By Tom Still

MADISON – Imagine you’re a doctor with a patient who was bitten by a dolphin. The precise code for reporting that medical calamity is W56.01.

Triaging some poor soul who was sucked into a jet engine? There’s a code for that, to V97.33xD.

Treating someone who was injured by an explosion on board a sailboat? Yep, that’s V93.54xD.

There are also medical reporting codes for “inadequate social skills, not elsewhere classified” (Z73.4), “other contact with shark”(W56.49), “forced landing of spacecraft injuring occupant” (V95.42xA) and, of particular Wisconsin interest, “burn due to water skis on fire” (V91.07xD).

Welcome to the arcane, often humorous and yet entirely serious world of computerized medical codes.

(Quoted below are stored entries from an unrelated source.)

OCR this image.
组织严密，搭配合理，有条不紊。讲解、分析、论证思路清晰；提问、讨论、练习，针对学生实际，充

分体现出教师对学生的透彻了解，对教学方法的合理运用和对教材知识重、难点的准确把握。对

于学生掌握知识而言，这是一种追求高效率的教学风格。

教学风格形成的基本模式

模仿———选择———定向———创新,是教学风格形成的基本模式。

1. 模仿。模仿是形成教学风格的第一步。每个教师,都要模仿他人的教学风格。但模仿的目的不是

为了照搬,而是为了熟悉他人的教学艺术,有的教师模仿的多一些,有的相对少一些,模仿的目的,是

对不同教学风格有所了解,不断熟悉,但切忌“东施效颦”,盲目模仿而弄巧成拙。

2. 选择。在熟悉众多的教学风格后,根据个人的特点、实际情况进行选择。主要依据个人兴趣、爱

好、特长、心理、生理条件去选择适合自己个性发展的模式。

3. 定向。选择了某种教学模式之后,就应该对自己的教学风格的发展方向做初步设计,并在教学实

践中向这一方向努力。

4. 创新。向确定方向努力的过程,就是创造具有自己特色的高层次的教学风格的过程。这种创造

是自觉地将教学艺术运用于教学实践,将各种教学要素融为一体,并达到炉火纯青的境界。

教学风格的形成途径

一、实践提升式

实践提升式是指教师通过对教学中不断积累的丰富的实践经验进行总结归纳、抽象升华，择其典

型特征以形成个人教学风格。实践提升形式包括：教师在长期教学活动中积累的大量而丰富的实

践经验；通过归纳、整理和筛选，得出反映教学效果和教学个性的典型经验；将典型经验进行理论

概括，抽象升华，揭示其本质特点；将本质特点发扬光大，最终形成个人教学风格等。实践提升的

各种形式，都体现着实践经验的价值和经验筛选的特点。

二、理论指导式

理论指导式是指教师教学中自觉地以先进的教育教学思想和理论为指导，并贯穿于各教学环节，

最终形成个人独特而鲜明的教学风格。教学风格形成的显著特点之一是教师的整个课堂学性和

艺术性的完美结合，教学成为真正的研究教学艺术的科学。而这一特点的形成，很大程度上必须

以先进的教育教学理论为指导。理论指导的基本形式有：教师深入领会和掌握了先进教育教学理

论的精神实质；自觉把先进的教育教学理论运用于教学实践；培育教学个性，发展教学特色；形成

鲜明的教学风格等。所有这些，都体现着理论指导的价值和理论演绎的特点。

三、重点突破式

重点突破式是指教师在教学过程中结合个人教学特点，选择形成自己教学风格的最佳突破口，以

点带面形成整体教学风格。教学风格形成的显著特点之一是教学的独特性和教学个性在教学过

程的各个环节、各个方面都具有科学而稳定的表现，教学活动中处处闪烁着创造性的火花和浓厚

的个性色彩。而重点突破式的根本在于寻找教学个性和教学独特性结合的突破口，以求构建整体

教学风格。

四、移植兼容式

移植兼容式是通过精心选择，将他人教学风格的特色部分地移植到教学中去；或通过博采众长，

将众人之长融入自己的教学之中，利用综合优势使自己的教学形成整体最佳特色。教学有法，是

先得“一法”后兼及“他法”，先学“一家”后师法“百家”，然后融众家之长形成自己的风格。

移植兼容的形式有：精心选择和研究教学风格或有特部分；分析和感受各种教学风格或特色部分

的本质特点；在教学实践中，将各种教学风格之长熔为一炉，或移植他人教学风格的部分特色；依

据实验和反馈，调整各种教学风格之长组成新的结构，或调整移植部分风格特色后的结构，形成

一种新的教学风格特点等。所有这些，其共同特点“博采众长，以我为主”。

These codes are used countless times daily by medical professionals across the United States to classify patient ailments and how much those patients, and their insurers, should pay for a specific treatment.

They’re also used to track medical threats and trends – flu outbreaks, for example – and analyze what treatments actually work and which don’t.

A new set of federal codes, known as I.C.D.-10, will take effect Oct. 1, with 68,000 separate codes for diagnoses and 87,000 more for procedures. That’s compared to about 17,000 total in the current I.C.D-9 code system, which means ailments as “pedestrian on foot injured in collision with roller-skater” (V00.01xD) and “struck by a non-venomous lizard” (w59.02xA) will get their very own codes.

The build-up to I.C.D.-10 is why a group of Madison-based health IT experts and artists combined to produce “Struck by Orca,” an illustrated guide to some of the more obscure and often hilarious situations that have found their way into the federal code.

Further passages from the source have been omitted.